The days immediately following trips to Diamond are usually spent at my desk, processing data and trying to solve the structure of my protein. Using this information, I can design better small molecules which might be better drugs. Here is a picture of my desk. On the screens are some protein structures I’m currently working on.
Here is the end product from all of this work. This is a cartoon of the structure of a protein called MPS1, which is involved in cancer. I solved this structure as part of my PhD at The Institute of Cancer Research and we are able to use this structure to design potent and selective inhibitors of this protein which could lead to new drugs for treating cancer.
Apart from my lab work, I also help supervise young students in the lab and do a little bit of teaching here and there.
What I'd do with the prize money: I would buy a 3D printer to make models of protein structures to help explain to students how this information can help us design new drugs.

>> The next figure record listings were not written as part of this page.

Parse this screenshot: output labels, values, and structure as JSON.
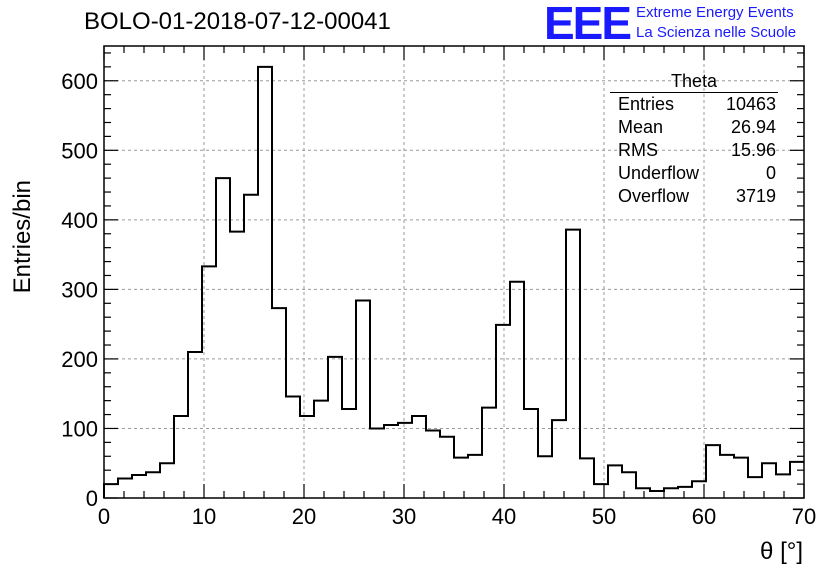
{
  "title": "BOLO-01-2018-07-12-00041",
  "logo": {
    "mark": "EEE",
    "line1": "Extreme Energy Events",
    "line2": "La Scienza nelle Scuole",
    "color": "#1a1aff"
  },
  "stats": {
    "title": "Theta",
    "rows": [
      {
        "label": "Entries",
        "value": "10463"
      },
      {
        "label": "Mean",
        "value": "26.94"
      },
      {
        "label": "RMS",
        "value": "15.96"
      },
      {
        "label": "Underflow",
        "value": "0"
      },
      {
        "label": "Overflow",
        "value": "3719"
      }
    ]
  },
  "chart_data": {
    "type": "bar",
    "style": "step-histogram",
    "xlabel": "θ [°]",
    "ylabel": "Entries/bin",
    "xlim": [
      0,
      70
    ],
    "ylim": [
      0,
      650
    ],
    "bin_width": 1.4,
    "xticks": [
      0,
      10,
      20,
      30,
      40,
      50,
      60,
      70
    ],
    "yticks": [
      0,
      100,
      200,
      300,
      400,
      500,
      600
    ],
    "grid": true,
    "line_color": "#000000",
    "values": [
      20,
      28,
      33,
      37,
      50,
      118,
      210,
      333,
      460,
      383,
      436,
      620,
      273,
      146,
      118,
      140,
      203,
      128,
      284,
      100,
      105,
      108,
      118,
      97,
      88,
      58,
      62,
      130,
      249,
      311,
      128,
      60,
      112,
      386,
      57,
      20,
      47,
      37,
      14,
      10,
      14,
      16,
      24,
      76,
      62,
      58,
      30,
      50,
      34,
      52
    ]
  }
}
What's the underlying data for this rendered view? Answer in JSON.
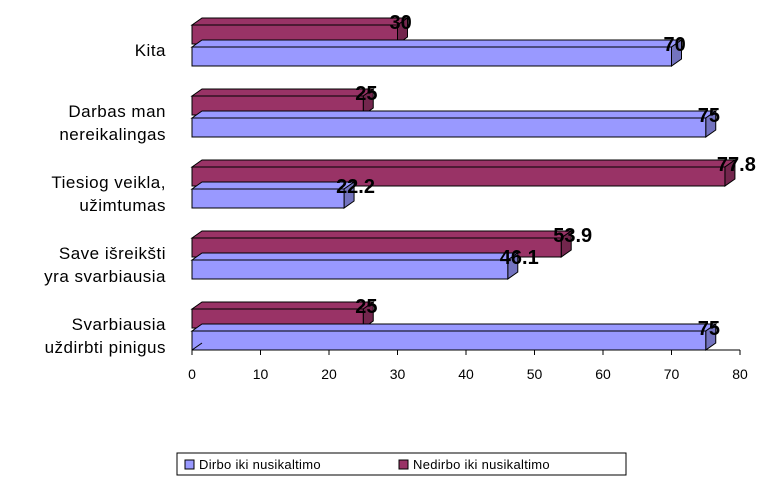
{
  "chart_data": {
    "type": "bar",
    "orientation": "horizontal",
    "style": "3d",
    "categories": [
      [
        "Kita"
      ],
      [
        "Darbas man",
        "nereikalingas"
      ],
      [
        "Tiesiog veikla,",
        "užimtumas"
      ],
      [
        "Save išreikšti",
        "yra svarbiausia"
      ],
      [
        "Svarbiausia",
        "uždirbti pinigus"
      ]
    ],
    "series": [
      {
        "name": "Dirbo iki nusikaltimo",
        "color": "#9999ff",
        "values": [
          70,
          75,
          22.2,
          46.1,
          75
        ],
        "labels": [
          "70",
          "75",
          "22.2",
          "46.1",
          "75"
        ]
      },
      {
        "name": "Nedirbo iki nusikaltimo",
        "color": "#993366",
        "values": [
          30,
          25,
          77.8,
          53.9,
          25
        ],
        "labels": [
          "30",
          "25",
          "77.8",
          "53.9",
          "25"
        ]
      }
    ],
    "xlim": [
      0,
      80
    ],
    "xticks": [
      "0",
      "10",
      "20",
      "30",
      "40",
      "50",
      "60",
      "70",
      "80"
    ],
    "grid": false,
    "legend_position": "bottom"
  }
}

We have very powerful software to analyse and make cartoons of protein structures that we have solved using X-ray crystallography. However, sometimes it is easier to understand and appreciate something when you can hold it and turn it and see it from different angles. I would like to buy a 3D printer to make models of proteins to help people understand how their shape and interactions affect their biological roles. I could then use these models to explain how use these structures to design new drugs.
An example of a 3D-printed model of MPS1 is shown below (model produced by my former colleagues Dr Nathan Brown and Dr Sarah Langdon at The Institute of Cancer Research, London).
How would you describe yourself in 3 words?
Introverted, logical, indecisive.
What or who inspired you to follow your career?
When I was young I was a big fan of Wallace and Gromit, which made me want to be an inventor. Science and invention share a lot of common concepts and ideas and the idea of being an inventor slowly evolved into being a scientist.
Were you ever in trouble at school?
I could be slightly mischievous but was generally well-behaved and hard working – not much has changed to be honest.
If you weren't doing this job, what would you choose instead?
I would like to work in a record shop, or something else involved in music.
Who is your favourite singer or band?
Hard question! I’m a big fan of Biffy Clyro, Frightened Rabbit and Frank Turner.
What's your favourite food?
I love mexican food.
What is the most fun thing you've done?
I was once in a Frank Turner music video which was awesome fun.
If you had 3 wishes for yourself what would they be? - be honest!
My own research lab/group, a Gibson ES-335 guitar and my own music festival.
Tell us a joke.
What’s a pirate’s favourite amino acid? ARRRRRRGININE.